El día de Acción de Gracias lo pasó en la propiedad de sus padres, su madre ocupándose de la comida. Fue un día sin novedades. Mo y su padre se durmieron en la sala después de la cena. Más tarde, mientras ponía la correa a Murphy, su madre le dijo:
– Vosotros dos necesitáis un ayudante en la oficina. He concertado una cita con una nueva secretaria y lo primero que haréis el lunes por la mañana será aceptar las solicitudes de trabajo de nuevos ayudantes. Ya estamos casi en Navidad y ninguno de nosotros ha ido de compras. Es la temporada más bonita del año y el tiempo es precioso. Todos necesitamos disfrutar más de la vida. Papá y yo nos iremos de viaje después de Navidad. Iremos a Florida en coche. No quiero oír ni una palabra, John. Y tú, Mo, ¿cuándo fue la última vez que hiciste vacaciones? Ni siquiera lo recuerdas. Bueno, el 10 de diciembre cerraremos tu oficina hasta el 2 de enero. No hay nada más que decir. Si tus clientes se oponen, deja que vayan a otra parte.

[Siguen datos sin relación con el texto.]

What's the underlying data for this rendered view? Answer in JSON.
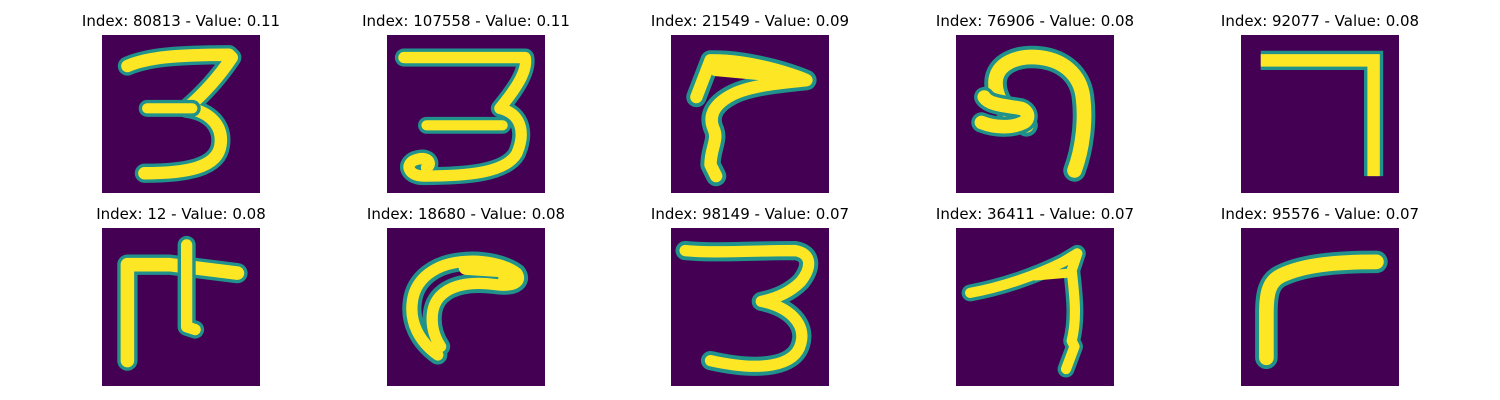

– De acuerdo, mamá -cedió Mo.
– Como siempre, Helen, tienes razón -dijo John.
– Sabía que estarías de acuerdo. Cuando estemos en Florida jugaremos al golf.

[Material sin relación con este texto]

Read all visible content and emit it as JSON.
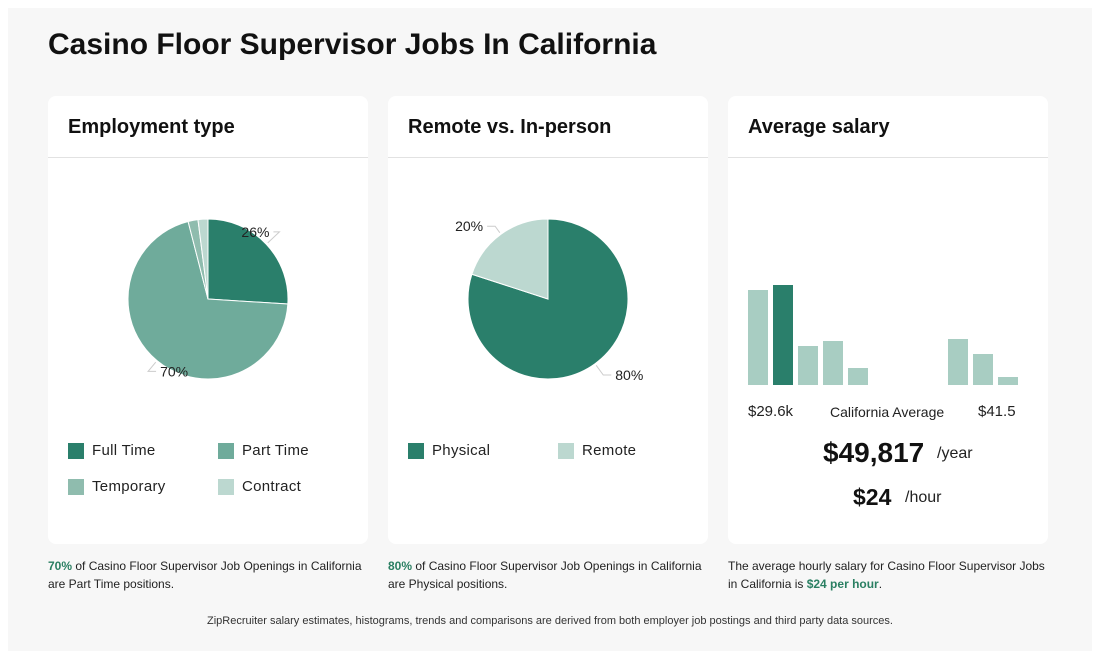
{
  "title": "Casino Floor Supervisor Jobs In California",
  "colors": {
    "full_time": "#2a7f6b",
    "part_time": "#6fab9b",
    "temporary": "#8fbcae",
    "contract": "#bcd8d0",
    "physical": "#2a7f6b",
    "remote": "#bcd8d0",
    "hist_normal": "#a8cdc2",
    "hist_highlight": "#2a7f6b",
    "accent": "#2a7f62"
  },
  "chart_data": [
    {
      "type": "pie",
      "title": "Employment type",
      "slices": [
        {
          "label": "Full Time",
          "value": 26,
          "label_text": "26%"
        },
        {
          "label": "Part Time",
          "value": 70,
          "label_text": "70%"
        },
        {
          "label": "Temporary",
          "value": 2,
          "label_text": ""
        },
        {
          "label": "Contract",
          "value": 2,
          "label_text": ""
        }
      ]
    },
    {
      "type": "pie",
      "title": "Remote vs. In-person",
      "slices": [
        {
          "label": "Physical",
          "value": 80,
          "label_text": "80%"
        },
        {
          "label": "Remote",
          "value": 20,
          "label_text": "20%"
        }
      ]
    },
    {
      "type": "bar",
      "title": "Average salary",
      "values": [
        19,
        20,
        7.8,
        8.8,
        3.4,
        0,
        0,
        0,
        9.2,
        6.2,
        1.6
      ],
      "highlight_index": 1,
      "ymax": 20,
      "min_label": "$29.6k",
      "mid_label": "California Average",
      "max_label": "$41.5"
    }
  ],
  "salary": {
    "yearly": "$49,817",
    "yearly_unit": "/year",
    "hourly": "$24",
    "hourly_unit": "/hour"
  },
  "captions": {
    "employment_pct": "70%",
    "employment_text": " of Casino Floor Supervisor Job Openings in California are Part Time positions.",
    "remote_pct": "80%",
    "remote_text": " of Casino Floor Supervisor Job Openings in California are Physical positions.",
    "salary_text_1": "The average hourly salary for Casino Floor Supervisor Jobs in California is ",
    "salary_hl": "$24 per hour",
    "salary_text_2": "."
  },
  "footnote": "ZipRecruiter salary estimates, histograms, trends and comparisons are derived from both employer job postings and third party data sources."
}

– Helen, por el amor de Dios. Odio el golf. Me niego a darle a una pelotita con un palo y de ninguna manera pienso ponerme pantalones de golf ni esos malditos gorros con pom-pom.
– Ya veremos -se mofó Helen.
En casa, acurrucada en la cama junto a Murphy, Mo encendió el televisor que finalmente acabaría por hacerla dormir. Se sentía excitada por alguna razón. Era casi Navidad, y Marcus Bishop seguía sin aparecer en su vida. Pensó en el sinfín de veces que había llamado a la Ingeniería Bishop para sólo enterarse de que el señor Bishop estaba ausente e ilocalizable.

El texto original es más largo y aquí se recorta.